Yes, you will have people opt out. Yes, you will have people tell you how they want to hear from you and how often (this will help you make them more, not less, valuable). They will be setting the parameters.
But the alternative to not having this information is a continual stream of one-way missives until, eventually, the organization gives up or the heat death of the universe arrives, whichever comes first. That’s not good for our donors and it’s not good for our organizations.
Nick
No matter what we call it… relationship building, cultivation, stewardship, whatever… We have to do it consistently, with organization and insight, damn good writing skills (Jeff Brooks, Tom Ahern, Roger Craver, John Lepp and Jen Love and on and on and on….. Donor-centered communications.) And how about more than donor-centered communications? Extraordinary experiences like thank-you calls and handwritten thanks notes (get on the band wagon, board members). And no-cost invitations to an insider update and and and …
We need to be ashamed of ourselves for our poor work on loyalty/retention. When 8 out of 10 first-time donors don’t give a second gift — something is very wrong. And that’s us fundraisers.
Probably best not to bash the Brits. She is our Queen too and we honour her- note the u. I’m not a monarchist actually but its a complex topic that has nothing do with fundraising. Or we could discuss your president….
True, true. We Americans are in little place to comment on other governmental systems. Sorry if it came off as a bash, rather than a light-hearted jib among friends. Charlie Hulme from our UK branch is writing on Friday; hopefully, he can come up with something sufficiently anti-American to compensate. 🙂
From a fundraising perspective, UK is ahead of the US in many areas: more use of consent and donor preferences (although no one is perfect), greater use of F1F and cashless systems, and (as mentioned in the comments yesterday) working to try to solve for the tragedy of the commons issue in fundraising. Lot to learn from across the pond.

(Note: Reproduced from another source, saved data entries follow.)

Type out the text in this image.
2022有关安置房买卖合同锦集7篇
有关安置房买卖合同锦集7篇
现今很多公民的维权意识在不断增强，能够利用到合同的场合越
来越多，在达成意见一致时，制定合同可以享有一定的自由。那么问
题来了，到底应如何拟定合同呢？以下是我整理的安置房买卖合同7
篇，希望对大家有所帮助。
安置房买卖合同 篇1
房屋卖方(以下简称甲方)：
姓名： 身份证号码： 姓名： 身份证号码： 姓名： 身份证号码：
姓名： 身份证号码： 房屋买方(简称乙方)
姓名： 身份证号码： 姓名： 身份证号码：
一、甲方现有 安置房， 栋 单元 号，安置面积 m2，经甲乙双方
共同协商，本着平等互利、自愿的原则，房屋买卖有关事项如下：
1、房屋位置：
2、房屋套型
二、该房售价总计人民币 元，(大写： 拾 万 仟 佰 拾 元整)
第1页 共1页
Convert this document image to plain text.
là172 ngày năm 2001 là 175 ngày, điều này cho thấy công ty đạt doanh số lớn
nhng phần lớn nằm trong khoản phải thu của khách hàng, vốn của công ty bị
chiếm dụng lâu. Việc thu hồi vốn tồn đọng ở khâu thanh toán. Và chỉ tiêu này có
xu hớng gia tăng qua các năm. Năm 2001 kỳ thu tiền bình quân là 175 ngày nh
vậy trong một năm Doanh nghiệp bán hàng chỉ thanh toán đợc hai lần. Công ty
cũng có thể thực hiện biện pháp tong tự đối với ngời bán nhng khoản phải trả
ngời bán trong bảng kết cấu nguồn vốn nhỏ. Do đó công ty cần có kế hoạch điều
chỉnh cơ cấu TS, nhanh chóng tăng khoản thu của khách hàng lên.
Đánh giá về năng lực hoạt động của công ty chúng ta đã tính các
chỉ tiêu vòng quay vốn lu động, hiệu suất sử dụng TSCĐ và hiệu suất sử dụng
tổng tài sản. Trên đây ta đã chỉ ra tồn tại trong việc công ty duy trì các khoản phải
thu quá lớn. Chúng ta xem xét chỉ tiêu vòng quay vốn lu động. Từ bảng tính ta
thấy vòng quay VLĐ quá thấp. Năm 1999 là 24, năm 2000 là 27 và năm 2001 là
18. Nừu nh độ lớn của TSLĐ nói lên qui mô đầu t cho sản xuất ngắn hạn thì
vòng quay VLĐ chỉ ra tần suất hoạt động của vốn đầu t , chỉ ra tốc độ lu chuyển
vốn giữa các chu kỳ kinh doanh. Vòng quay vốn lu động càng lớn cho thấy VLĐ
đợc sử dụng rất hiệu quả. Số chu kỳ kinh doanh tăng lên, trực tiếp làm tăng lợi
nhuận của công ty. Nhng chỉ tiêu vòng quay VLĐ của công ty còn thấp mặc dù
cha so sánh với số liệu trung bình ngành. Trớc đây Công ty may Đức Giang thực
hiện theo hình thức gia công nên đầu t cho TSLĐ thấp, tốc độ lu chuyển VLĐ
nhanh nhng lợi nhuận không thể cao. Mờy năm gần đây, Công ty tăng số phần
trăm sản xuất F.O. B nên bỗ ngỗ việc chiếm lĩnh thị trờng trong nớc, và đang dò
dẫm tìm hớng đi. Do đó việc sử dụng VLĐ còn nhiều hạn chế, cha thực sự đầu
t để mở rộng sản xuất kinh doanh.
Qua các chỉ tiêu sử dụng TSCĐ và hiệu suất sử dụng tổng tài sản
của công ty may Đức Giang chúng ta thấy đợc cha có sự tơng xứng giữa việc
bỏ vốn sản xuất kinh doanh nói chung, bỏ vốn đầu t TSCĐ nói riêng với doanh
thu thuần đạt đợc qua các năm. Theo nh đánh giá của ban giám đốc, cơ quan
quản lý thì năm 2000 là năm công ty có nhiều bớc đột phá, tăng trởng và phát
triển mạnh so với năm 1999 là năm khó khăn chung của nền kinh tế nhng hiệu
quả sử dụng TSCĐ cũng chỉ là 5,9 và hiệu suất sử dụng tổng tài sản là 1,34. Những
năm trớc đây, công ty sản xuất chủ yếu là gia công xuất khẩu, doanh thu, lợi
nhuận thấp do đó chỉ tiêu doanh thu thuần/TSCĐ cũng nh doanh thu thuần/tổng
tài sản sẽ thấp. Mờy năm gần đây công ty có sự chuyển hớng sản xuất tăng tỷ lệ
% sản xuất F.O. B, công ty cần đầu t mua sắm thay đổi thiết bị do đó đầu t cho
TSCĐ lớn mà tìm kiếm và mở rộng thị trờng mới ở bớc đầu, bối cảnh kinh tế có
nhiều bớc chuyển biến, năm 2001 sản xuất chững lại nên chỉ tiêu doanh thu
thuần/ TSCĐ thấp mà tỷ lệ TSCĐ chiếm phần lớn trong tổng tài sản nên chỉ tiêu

Excellent piece! Doves tails with the concepts of lost opportunity and sunk costs. We forget that the time spent trying to keep those donors who have no intention of giving keeps us from engaging in potentially more valuable activities.
As well, we somehow thing that as a recent NY Times article about strategic quitting said, that doubling down on activity will pay dividends. Not only does doubling down not lead to better results it leads to burnout, frustration, and potentially a board of directors showing the DoD or ED the door.